In a recent reference to changes brought about by the local government reorganisation of 1974, we criticised some of the names given to the new areas. Some of these name changes have made difficulties for those who follow from afar the doings of local authorities, as well as raising the ire of local people. Local names, however, are not the only casualty. The creation of new and larger governmental organisations rarely, if ever, results in economy and as anticipated, it was not long before the new local authorities were being directed to embrace financial stringency and all that it incurs. One such other casualty has been the loss of so many of the annual reports of local authority departments, very few now arriving at BFJ offices. In every case, the reason has been the same—severe restrictions on spending. Not that this was not necessary in many fields, but in respect of annual reports, we are convinced it was false economy. For so many of the reports, it was our pleasure to review them in the pages of BFJ. A prominent Labour politician was once heard to refer to them as “hard and dry reports for hard and dry officials”. It all depends probably on what you are looking for in them. Statistics there must be but most enforcement officers and public analysts, endeavour to keep these to the minimum, the general impression being that these are “dry”. If you are looking for trends, for comparison of the year under review with preceding years and then for comparing the results reported in one part of the country with another, where the population, eating habits, consumer reactions may be different, the tables of statistics are highly important.

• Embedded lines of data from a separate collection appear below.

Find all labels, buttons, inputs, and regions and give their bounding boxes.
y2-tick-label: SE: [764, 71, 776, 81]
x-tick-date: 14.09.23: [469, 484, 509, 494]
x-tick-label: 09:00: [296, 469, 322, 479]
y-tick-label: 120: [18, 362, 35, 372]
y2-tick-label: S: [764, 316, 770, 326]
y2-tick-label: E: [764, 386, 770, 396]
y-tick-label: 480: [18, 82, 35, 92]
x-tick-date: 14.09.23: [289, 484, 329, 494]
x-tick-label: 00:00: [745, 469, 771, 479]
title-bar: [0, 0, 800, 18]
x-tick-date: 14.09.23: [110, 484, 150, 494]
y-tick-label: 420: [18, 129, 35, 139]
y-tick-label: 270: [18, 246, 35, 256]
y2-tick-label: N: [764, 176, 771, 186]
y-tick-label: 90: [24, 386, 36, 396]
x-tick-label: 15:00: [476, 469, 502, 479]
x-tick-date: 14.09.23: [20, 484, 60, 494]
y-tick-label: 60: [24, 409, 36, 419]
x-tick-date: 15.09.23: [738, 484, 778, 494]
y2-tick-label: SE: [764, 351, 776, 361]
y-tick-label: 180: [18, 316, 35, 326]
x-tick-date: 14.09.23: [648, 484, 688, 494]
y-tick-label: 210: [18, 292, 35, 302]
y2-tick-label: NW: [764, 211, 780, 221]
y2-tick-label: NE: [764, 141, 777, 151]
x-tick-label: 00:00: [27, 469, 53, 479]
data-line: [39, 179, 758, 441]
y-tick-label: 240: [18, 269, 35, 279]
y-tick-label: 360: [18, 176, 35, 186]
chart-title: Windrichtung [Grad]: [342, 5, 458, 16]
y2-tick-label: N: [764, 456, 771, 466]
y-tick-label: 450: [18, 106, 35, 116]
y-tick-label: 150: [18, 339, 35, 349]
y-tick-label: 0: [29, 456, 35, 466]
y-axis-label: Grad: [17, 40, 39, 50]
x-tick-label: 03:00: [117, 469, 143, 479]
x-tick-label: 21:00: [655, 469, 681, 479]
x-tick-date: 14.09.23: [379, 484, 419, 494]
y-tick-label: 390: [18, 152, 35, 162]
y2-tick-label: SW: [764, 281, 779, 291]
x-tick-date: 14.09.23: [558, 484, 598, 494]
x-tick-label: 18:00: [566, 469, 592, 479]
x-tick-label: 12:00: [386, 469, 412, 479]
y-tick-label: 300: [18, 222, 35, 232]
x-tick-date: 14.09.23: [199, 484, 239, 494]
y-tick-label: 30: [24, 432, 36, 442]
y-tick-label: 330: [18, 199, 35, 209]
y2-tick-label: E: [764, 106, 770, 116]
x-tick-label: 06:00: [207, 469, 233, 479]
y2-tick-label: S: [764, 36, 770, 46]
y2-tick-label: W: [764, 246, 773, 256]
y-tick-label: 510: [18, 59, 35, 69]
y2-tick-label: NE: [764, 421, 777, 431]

The case, briefly reported in the last issue of BFJ, an appeal to a Milk and Dairies Tribunal arising out of a local authority's refusal to grant a licence to a milk distributor because he failed to comply with a requirement that he should provide protective curtains to his milk floats, was a rare and in many ways, an interesting event. The Tribunal in this case was set up under reg. 16(2) (f), Milk (Special Designation) Regulations, 1963, constituted in accordance with Part I, clause 2 (2), Schedule 4 of the Regulations. Part II outlines procedure for such tribunals. The Tribunal is similar to that authorized by S.30, Food and Drugs Act, 1955, which deals with the registration of dairymen, dairy farms and farmers, and the Milk and Dairies (General) Regulations, 1959. Part II, Schedule 2 of the Act provided for reference to a tribunal of appeals against refusal or cancellation of registration by the Ministry, but of producers only. A local authority's power to refuse to register or cancellation contained in Part I, Schedule 2 provided for no such reference and related to instances where “public health is or is likely to be endangered by any act or default” of such a person, who was given the right of appeal against refusal to register, etc., to a magistrates' court. No such limitation exists in respect of the revoking, suspending, refusal to renew a licence under the Milk (Special Designation) Regulations, 1963; an appeal against same lies to the Minister, who must refer the matter to a tribunal, if the person so requests. This occurred in the case under discussion.